- One 4 to 5 pound brisket
- 1 packet onion soup mix
- 1 can jellied cranberries
- 1 to 1 1/2 cups beef broth
- 1/8 cup water, if needed
- 2 tablespoons of brown sugar (this is optional, we like things on the sweeter side)
- 5 to 6 carrots, peeled and kept whole
- 1 small onion sliced (optional)
- Gravy Thickener:
- 1/8 cup cold water
- 2 tablespoons cornstarch
- Preheat your oven to 350 degrees
- Rinse the brisket in cold water, place in pan along with the carrots. (I use the large, deep aluminum pans. I just throw them away when I’m done)
- In a glass bowl, mix the soup mix, cranberries, and beef broth. You can taste and see if you want to add the sugar.
- Pour mixture over the brisket, lay the carrots on both sides and onion if using and cover tightly with tin foil and bake for about two hours.
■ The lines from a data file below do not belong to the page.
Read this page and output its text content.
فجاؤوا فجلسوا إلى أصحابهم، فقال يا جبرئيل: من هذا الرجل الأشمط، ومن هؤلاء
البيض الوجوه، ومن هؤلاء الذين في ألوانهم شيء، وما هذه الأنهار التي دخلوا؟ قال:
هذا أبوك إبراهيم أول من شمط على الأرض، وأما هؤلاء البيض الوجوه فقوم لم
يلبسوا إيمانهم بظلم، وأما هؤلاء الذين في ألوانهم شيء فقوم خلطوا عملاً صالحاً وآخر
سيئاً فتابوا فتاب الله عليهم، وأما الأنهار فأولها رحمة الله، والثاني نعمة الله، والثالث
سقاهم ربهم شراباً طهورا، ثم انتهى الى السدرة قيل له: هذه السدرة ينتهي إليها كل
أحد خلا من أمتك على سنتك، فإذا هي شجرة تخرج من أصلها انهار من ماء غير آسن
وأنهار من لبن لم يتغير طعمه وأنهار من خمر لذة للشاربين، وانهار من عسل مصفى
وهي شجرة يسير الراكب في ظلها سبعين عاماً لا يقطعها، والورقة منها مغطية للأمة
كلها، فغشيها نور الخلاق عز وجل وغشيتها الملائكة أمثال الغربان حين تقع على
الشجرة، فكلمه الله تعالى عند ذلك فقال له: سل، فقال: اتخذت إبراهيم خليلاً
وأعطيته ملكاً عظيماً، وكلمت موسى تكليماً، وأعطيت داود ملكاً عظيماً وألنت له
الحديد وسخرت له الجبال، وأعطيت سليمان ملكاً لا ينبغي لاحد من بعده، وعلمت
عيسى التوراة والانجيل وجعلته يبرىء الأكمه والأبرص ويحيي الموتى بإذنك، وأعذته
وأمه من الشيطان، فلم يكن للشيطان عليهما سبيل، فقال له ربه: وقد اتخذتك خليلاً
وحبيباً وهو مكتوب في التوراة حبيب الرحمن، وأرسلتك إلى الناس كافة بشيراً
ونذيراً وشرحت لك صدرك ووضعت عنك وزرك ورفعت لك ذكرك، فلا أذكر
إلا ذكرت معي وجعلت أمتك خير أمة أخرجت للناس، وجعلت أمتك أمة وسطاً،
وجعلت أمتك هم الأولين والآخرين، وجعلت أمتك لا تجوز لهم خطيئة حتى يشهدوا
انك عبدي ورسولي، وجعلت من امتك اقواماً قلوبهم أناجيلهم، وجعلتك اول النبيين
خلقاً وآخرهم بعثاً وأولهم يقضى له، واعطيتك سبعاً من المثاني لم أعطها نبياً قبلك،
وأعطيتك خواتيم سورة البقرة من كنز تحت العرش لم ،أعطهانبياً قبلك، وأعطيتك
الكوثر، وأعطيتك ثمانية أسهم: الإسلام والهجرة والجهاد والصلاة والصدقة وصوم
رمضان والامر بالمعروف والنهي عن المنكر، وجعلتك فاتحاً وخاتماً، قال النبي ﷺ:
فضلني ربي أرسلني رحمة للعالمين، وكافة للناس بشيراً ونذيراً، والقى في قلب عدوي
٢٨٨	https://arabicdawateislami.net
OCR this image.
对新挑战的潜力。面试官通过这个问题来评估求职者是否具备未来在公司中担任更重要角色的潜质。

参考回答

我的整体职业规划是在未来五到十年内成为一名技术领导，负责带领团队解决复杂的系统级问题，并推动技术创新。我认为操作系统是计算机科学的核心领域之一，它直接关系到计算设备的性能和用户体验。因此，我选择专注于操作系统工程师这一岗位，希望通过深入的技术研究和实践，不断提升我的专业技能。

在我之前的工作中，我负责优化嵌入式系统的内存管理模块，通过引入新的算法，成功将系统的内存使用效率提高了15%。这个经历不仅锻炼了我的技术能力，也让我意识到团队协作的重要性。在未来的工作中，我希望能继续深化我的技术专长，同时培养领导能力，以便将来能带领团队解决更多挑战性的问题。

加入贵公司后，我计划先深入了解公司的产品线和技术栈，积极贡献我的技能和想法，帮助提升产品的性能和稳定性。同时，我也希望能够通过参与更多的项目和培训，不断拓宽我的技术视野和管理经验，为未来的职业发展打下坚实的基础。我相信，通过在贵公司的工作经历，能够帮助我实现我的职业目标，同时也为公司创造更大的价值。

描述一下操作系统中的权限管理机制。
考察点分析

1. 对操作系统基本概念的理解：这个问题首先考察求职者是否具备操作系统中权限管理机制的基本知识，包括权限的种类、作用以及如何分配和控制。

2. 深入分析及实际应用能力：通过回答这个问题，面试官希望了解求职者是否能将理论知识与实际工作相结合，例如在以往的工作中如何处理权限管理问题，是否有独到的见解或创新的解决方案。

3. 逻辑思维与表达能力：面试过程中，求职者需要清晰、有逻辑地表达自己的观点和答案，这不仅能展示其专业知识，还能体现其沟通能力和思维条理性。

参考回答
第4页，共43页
- Take out and mix the sauce around and over the brisket. If the liquid is not thick like gravy, add the cold water and whisk in the cornstarch. Pour around the liquid in the pan and whisk it in so you don’t see white from the cornstarch.
- Place back in the oven for another 15 minutes until the liquid boils.
- Take out of the oven, uncover and let the brisket sit about 10 minutes. It should look like it’s going to fall apart. Slice up and serve with potatoes or rice.